Dominic Galante, MD | Chief Medical Officer | Access Experience Team
The Public Health Service Act 340B Drug Pricing Program enables providers that serve vulnerable patient populations to access outpatient drugs at significantly lower costs, which helps improve overall patient care. The 340B program is administered by the Health Resources and Services Administration (HRSA). Enrolled hospitals and other covered entities can typically save 25–50% on pharmaceutical purchases through the program. There have been some recent updates to the 340B Drug Pricing Program as well as to federal and state policies related to it.
Anti-discrimination legislation
As of April 2024, almost 30 states had passed laws to protect 340B providers from discriminatory practices by pharmacy benefit managers (PBMs). These laws prohibit PBMs from reimbursing 340B entities at a lower rate than non-340B entities or charging them fees that aren't charged to non-340B entities. Some states have also extended these protections to insurers, third-party administrators, and other third-party payers1-3
Manufacturer restrictions
A new law that took effect on July 1, 2024, prohibits drug manufacturers from restricting access to discounted 340B drugs for certain pharmacies in a state. This law will be in effect for two fiscal years, ending on June 30, 2026.
Covered entity reporting
Hospitals participating in 340B may be required to submit certain drug pricing or financial performance information to states.
Payment rates
In 2022, the Supreme Court ruled that differential payment rates for 340B-acquired drugs were unlawful. In response, the Centers for Medicare & Medicaid Services (CMS) finalized a general payment rate of average sales price (ASP) plus 6% for drugs acquired through the 340B program for the rest of 2022.4,5
HRSA Audits and Compliance
The HRSA has intensified its audit activities to ensure compliance with 340B program requirements.

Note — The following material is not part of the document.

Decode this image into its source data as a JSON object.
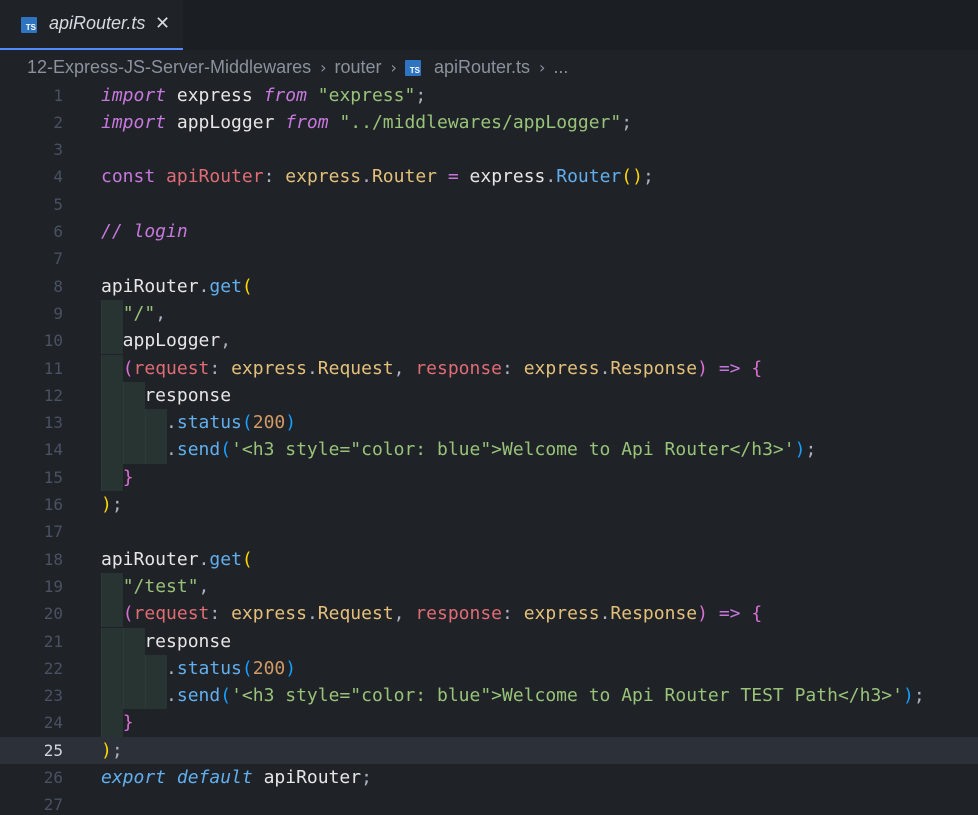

Several states have enacted or are considering legislation to protect the 340B program from discriminatory practices by pharmacy benefit managers (PBMs). For instance, Nevada recently implemented a law that prohibits PBMs from setting unfavorable reimbursement rates for 340B drugs or penalizing entities that dispense these drugs. The law also ensures that PBMs cannot restrict contract pharmacies from participating in the program. Additionally, Arkansas and Louisiana have passed laws preventing manufacturers from restricting the acquisition of 340-B discounted drugs by contract pharmacies. These laws are currently facing legal challenges, but they could influence other states to adopt similar measures. Many states are also introducing “clawback” provisions to stop PBMs from retroactively recouping reimbursement amounts and implementing policies that protect 340B drug pricing and reporting.
As each reform is implemented, HHS will need to adapt rapidly to issue guidance and build the support systems necessary for well-intentioned stakeholders to comply with the laws. Many drug manufacturers are expressing concern, not only because of compliance but also because of the cost of these changes. Litigation is already underway in some states, and the arguably short timeline for rolling out the rest of the IRA’s healthcare and drug pricing provisions is expected to inspire even more legal pushback in the coming months and years. The landscape is constantly shifting with these changes and challenges, so we recommend that all stakeholders invest in staying informed and up to date with the official implementation news coming out of the Department of Health and Human Services and the CMS.